Голицын ничего не ответил, но Рылеев опять угадал.
— Мне все равно — лампадки. Я в Бога не верую. А впрочем, не знаю. Мало думал. Что за гробом, то не наше. Но кажется, есть что-то такое… А вы?
— Я верю.
— То-то вы о черте давеча… А зачем?
— Что зачем?
— Да вот верить?
— Не знаю. Но, кажется, без этого нельзя ничего…
— И революцию нельзя?
— И революцию.
— Ну, а я хоть не верю, а вот вам крест, — через два года революцию сделаем!
Жуткий огонь сверкнул в глазах его, а упрямый на затылке хохол торчал все так же детски-беспомощно, как у сорванца-мальчишки в корпусе.
— Зайчик! Зайчик! Зайчик! — послышался опять из столовой радостный Настенькин визг.
Староста Трофимыч принес на кухню обещанного зайчика. Он вырвался у Настеньки, игравшей с ним, и побежал по комнатам. Она ловила его и не могла поймать. Спрятался в столовой под стол. Поднялась суматоха. Кюхля ползал по полу длинноногой караморой, залез под скатерть, задел за ножку стола, едва не опрокинул, растянулся, а зайчик, перепрыгнув через голову его, убежал в гостиную и шмыгнул под Глашенькин подол. Она подобрала ножки и завизжала пронзительно. В суматохе свалилась шаль с клетки; канарейки опять затрещали неистово, как будто стараясь перекричать и оглушить всех. В открытую форточку слышался воскресный благовест, как песнь о вечной свободе, — весенний, веселый звон разбитых льдов.
«Милые дети! — думал Голицын. — Кто знает? Может быть, так и надо? Вечная свобода — вечное детство?..»
Солнце кидало на пол косые светлые четырехугольники окон с черною тенью как будто тюремных решеток. И ему казалось, что свобода — как солнце, а рабство — как тень от решеток: через нее даже Настины детские ножки переступают с легкостью.
ГЛАВА ВТОРАЯ
Рылеев и Бестужев, сидя у камелька в столовой, той самой, где происходили русские завтраки, разговаривали о делах Тайного Общества.

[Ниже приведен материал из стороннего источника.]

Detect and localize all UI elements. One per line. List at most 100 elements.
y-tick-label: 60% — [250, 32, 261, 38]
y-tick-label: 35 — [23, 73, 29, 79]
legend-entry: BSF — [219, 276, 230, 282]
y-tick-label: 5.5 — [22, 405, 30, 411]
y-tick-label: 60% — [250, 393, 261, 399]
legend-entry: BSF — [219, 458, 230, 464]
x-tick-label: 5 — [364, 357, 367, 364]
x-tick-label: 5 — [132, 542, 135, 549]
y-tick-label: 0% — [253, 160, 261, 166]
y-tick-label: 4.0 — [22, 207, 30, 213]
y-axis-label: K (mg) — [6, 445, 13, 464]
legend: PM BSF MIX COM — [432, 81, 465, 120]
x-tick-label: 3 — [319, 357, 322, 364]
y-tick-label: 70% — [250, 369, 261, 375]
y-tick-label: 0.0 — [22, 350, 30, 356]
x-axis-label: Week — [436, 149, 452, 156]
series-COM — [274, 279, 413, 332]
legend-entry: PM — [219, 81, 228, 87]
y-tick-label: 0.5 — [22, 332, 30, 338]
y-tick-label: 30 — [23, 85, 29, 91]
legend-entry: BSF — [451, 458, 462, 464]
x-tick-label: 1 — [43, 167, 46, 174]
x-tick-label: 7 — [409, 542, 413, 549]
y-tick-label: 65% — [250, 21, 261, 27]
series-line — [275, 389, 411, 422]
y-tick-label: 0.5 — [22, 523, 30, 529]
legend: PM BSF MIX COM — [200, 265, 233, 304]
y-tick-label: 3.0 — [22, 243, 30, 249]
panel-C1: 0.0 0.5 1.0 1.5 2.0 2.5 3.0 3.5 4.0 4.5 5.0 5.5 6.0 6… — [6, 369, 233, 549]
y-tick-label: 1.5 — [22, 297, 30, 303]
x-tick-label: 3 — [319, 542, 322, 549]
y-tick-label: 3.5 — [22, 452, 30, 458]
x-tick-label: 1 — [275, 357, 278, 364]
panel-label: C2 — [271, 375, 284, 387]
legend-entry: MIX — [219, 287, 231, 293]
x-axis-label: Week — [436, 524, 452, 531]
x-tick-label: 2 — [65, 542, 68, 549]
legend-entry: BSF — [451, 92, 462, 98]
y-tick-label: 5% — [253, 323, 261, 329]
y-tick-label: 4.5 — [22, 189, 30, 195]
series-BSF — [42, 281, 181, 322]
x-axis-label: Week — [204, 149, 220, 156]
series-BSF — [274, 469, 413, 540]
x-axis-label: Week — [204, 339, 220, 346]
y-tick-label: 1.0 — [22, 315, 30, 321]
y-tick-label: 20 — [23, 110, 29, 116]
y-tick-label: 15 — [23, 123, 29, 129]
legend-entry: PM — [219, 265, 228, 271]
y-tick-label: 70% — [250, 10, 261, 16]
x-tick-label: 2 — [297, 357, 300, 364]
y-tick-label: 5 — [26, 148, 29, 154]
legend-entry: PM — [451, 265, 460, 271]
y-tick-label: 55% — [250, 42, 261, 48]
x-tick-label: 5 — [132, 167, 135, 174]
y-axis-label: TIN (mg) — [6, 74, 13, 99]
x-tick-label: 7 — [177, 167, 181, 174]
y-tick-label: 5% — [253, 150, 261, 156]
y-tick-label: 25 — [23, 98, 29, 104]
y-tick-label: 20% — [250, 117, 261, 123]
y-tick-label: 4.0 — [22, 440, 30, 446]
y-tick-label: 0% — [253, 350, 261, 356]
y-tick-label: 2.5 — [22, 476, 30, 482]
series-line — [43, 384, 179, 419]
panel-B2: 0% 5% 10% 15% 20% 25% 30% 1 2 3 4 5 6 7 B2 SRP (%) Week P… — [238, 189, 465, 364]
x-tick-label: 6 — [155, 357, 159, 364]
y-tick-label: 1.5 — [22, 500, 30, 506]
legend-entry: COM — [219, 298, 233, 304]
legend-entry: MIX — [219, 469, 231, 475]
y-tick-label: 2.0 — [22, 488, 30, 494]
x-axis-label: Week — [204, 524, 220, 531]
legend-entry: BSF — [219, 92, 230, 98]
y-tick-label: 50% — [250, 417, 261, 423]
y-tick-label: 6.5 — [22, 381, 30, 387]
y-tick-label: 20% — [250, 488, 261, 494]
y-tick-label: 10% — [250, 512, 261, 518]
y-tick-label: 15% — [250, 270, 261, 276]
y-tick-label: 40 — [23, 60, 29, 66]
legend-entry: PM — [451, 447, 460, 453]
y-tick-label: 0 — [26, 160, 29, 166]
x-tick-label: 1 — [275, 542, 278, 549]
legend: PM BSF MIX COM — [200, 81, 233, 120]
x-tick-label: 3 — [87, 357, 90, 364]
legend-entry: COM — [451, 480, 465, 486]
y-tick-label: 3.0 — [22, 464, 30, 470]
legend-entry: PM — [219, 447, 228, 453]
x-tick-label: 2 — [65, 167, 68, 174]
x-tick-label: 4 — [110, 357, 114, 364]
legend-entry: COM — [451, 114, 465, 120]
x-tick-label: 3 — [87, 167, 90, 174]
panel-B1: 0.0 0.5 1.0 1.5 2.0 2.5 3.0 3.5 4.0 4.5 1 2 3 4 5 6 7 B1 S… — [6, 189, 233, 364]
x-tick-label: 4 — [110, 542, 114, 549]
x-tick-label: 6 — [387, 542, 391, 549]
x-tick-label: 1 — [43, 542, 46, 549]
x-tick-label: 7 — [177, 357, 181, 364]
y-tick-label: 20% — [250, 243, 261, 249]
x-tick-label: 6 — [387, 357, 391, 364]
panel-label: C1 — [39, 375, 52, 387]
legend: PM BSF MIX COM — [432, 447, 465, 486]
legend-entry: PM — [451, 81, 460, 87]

Дрова в камельке трещали по-зимнему, и зимний ветер выл в трубе. Из окон видно было, как на повороте Мойки, у Синего моста, срывает он шапки с прохожих, вздувает парусами юбки баб и закидывает воротники шинелей на головы чиновникам.
Первый ледоход, невский, кончился и начался второй, ладожский. Задул северо-восточный ветер; все, что растаяло, — замерзло опять; лужи подернулись хрупкими иглами; замжилась ледяная мжица, закурилась низким белым дымком по земле, и наступила вторая зима, как будто весны не бывало.